I decided to take a break from my duel with Tapestry and look into Wicket. It’s similar to Tapestry in that it’s a Java component-based web framework and I was really tired of smashing my head into the wall with Tapestry, so I started playing around with it.
I’m only had a handful of hours into it, so take it all with a grain a salt. The same with my Tapestry thoughts as well.
The code is more concrete in Wicket. I can write regular Java code that uses interfaces and inheritance to let IntelliJ IDEA know that the code is actually being used somewhere. Compared this to Tapestry which leaves my IDE with a plethora of grayed methods and variables.
By convention is fine in the beginning of a project, but it can become a nightmare as you work to maintain that code and forget whether that “unused” method is really used or not. I’ll take a extending a class over magic methods any time.
However, as I’ve gotten older, I’ve become lazier. The second thing I noticed once I got a project running is how little Wicket provides out-of-the-box. IoC? Install your own. ORM? Find it yourself. Wicket simply manages the “web” portion of being a web framework.
And that’s not necessarily a bad thing. It’s not shameful to do one thing well. But it does mean, I have to do more work at the beginning to make a useful web application. I spent last night getting Guice, warp-persist, and Hibernate to play nice. (There’s probably a useful blog post from that experience). Getting frameworks to work together is not the most productive thing I can do with my time.

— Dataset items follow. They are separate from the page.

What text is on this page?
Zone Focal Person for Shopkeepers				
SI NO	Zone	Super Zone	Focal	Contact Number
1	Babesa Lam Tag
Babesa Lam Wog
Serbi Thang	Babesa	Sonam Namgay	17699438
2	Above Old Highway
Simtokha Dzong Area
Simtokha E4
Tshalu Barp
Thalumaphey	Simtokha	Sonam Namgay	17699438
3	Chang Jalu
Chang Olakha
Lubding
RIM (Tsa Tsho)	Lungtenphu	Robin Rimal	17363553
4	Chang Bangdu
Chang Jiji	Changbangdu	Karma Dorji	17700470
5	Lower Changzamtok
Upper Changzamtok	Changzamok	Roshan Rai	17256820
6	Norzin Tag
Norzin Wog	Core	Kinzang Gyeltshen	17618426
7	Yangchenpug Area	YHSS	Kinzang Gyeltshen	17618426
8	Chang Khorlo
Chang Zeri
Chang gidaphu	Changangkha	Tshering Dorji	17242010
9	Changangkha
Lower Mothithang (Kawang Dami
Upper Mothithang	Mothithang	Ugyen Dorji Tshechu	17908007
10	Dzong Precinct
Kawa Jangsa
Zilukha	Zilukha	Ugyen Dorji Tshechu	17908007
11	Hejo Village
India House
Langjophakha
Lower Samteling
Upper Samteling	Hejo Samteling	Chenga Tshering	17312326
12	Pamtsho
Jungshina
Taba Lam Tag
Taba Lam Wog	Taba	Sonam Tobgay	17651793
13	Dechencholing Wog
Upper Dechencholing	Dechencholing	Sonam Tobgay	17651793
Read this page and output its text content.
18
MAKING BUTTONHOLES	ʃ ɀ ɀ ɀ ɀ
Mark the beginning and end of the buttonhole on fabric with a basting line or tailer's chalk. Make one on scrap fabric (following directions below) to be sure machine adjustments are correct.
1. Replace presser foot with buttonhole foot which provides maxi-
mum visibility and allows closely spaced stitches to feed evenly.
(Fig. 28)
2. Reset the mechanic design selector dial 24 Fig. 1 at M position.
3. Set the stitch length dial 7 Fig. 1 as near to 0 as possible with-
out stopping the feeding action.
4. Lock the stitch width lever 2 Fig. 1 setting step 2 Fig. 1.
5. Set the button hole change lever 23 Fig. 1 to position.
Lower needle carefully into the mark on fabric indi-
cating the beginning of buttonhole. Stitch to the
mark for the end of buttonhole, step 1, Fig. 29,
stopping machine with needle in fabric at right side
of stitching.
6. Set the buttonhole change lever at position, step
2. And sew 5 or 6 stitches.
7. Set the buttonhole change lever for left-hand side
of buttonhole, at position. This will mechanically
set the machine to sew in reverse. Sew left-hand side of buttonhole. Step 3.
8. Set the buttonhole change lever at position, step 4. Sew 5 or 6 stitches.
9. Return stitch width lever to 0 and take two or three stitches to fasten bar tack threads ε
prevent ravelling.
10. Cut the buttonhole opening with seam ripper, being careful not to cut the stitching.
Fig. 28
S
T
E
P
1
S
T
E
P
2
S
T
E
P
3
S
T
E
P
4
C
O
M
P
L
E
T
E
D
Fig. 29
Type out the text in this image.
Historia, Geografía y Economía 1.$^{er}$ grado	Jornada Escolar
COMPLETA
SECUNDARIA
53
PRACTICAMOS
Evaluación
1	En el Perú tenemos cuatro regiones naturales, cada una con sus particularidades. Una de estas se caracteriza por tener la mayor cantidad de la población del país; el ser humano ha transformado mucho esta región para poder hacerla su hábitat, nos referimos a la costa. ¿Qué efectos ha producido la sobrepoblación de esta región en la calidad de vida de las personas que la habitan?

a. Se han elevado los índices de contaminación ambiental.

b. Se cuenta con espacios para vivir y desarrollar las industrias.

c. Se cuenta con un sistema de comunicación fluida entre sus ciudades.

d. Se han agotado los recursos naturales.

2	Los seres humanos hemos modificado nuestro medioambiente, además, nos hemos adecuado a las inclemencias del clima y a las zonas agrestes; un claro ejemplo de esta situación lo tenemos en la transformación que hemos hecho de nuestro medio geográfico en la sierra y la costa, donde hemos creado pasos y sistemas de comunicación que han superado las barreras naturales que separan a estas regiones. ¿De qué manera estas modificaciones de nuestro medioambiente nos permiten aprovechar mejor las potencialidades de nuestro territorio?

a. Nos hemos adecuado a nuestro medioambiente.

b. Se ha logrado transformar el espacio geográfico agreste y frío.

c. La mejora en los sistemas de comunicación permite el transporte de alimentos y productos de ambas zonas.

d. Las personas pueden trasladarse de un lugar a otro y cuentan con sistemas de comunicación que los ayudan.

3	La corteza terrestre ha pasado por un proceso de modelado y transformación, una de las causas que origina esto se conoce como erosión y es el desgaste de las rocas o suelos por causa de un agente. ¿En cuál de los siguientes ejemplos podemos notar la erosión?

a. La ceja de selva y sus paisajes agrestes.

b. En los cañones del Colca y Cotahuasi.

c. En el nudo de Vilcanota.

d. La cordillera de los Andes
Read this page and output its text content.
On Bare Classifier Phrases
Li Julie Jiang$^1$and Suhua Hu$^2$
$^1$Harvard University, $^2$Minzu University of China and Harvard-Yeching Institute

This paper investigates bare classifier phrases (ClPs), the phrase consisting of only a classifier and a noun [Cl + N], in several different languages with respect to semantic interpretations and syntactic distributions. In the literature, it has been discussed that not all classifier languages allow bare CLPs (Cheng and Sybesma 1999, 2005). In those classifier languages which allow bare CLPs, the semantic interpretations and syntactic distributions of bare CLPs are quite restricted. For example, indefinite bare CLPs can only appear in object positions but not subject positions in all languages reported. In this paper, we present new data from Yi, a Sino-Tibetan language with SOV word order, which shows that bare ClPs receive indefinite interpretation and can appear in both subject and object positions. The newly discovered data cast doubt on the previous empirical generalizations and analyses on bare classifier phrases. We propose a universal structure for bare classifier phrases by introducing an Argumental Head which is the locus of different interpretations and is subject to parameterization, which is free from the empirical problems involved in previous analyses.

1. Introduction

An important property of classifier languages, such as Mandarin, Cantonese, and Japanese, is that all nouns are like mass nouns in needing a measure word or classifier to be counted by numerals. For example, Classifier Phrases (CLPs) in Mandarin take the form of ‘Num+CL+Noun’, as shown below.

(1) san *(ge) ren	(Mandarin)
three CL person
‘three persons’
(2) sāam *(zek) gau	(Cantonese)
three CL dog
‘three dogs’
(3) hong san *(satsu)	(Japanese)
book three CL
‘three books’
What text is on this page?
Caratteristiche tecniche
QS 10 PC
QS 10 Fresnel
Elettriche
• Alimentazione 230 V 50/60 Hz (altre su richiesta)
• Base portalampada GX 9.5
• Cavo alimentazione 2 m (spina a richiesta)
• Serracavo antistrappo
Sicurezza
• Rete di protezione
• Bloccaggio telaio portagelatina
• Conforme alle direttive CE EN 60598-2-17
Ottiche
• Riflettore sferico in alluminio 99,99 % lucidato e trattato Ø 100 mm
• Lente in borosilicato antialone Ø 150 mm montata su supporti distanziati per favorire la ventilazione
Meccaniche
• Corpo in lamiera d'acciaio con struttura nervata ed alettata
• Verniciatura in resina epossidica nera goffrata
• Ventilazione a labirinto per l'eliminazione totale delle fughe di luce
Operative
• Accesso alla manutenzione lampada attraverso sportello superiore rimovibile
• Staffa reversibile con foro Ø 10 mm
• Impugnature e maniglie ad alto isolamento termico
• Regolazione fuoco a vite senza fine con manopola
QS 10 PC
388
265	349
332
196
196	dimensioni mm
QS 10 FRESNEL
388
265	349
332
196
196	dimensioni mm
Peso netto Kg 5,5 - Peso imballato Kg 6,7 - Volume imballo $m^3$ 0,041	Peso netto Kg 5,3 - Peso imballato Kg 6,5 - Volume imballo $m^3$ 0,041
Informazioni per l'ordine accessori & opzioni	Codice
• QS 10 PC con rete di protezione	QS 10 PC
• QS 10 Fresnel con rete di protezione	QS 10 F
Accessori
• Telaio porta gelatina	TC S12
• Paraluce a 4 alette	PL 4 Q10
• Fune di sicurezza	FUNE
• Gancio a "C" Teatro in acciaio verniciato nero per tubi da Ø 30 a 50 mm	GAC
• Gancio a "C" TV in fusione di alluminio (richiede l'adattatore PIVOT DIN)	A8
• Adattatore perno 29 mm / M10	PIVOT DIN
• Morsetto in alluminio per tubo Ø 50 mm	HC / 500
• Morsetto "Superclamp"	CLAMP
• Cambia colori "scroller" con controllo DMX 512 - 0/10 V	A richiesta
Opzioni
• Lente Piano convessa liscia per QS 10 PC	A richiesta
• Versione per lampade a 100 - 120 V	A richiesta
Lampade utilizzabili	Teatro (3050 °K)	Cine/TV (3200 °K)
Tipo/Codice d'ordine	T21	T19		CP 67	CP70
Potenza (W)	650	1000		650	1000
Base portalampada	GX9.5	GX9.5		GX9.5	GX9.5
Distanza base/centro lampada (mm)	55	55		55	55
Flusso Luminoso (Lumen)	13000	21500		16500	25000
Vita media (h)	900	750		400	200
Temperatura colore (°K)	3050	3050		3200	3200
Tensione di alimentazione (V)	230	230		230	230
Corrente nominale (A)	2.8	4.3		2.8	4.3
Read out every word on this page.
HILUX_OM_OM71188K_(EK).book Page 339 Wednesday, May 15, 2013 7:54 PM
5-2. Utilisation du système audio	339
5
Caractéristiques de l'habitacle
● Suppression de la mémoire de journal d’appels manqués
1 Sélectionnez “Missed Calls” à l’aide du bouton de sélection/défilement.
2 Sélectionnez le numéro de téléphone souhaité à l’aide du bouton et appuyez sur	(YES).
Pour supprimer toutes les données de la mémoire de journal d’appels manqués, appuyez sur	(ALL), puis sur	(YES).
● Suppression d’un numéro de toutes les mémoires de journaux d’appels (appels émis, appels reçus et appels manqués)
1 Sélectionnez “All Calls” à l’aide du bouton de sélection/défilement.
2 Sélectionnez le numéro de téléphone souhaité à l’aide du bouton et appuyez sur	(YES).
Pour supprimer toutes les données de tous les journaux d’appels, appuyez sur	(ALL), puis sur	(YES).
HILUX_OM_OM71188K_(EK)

I don’t mean to turn this into a Tapestry vs Wicket article, but I can’t help but compare them. Tapestry, out of the box so to speak, does offer IoC and Hibernate components. And Tapestry does a decent job without becoming a bloated, huge monster.
If I just went by Tapestry and Wicket, I would think open source fails at documentation. Luckily, Hibernate and Spring prove that good documentation is possible. I think both Wicket and Tapestry just need to reorganize most of what they already have written. To find the useful Wicket documentation, you have to scroll past the blurbs about how cool Wicket is to use, how you should have been using it yesterday already, and how you can get it now. Move past all that and you can get find some useful info scattered in the wiki.
As my spare time allows, I’ll continue to play around with both Tapestry and Wicket. I don’t want to rush into any decision and be stuck with it for the next few years. Right now, neither is jumping out and screaming “productivity” to me.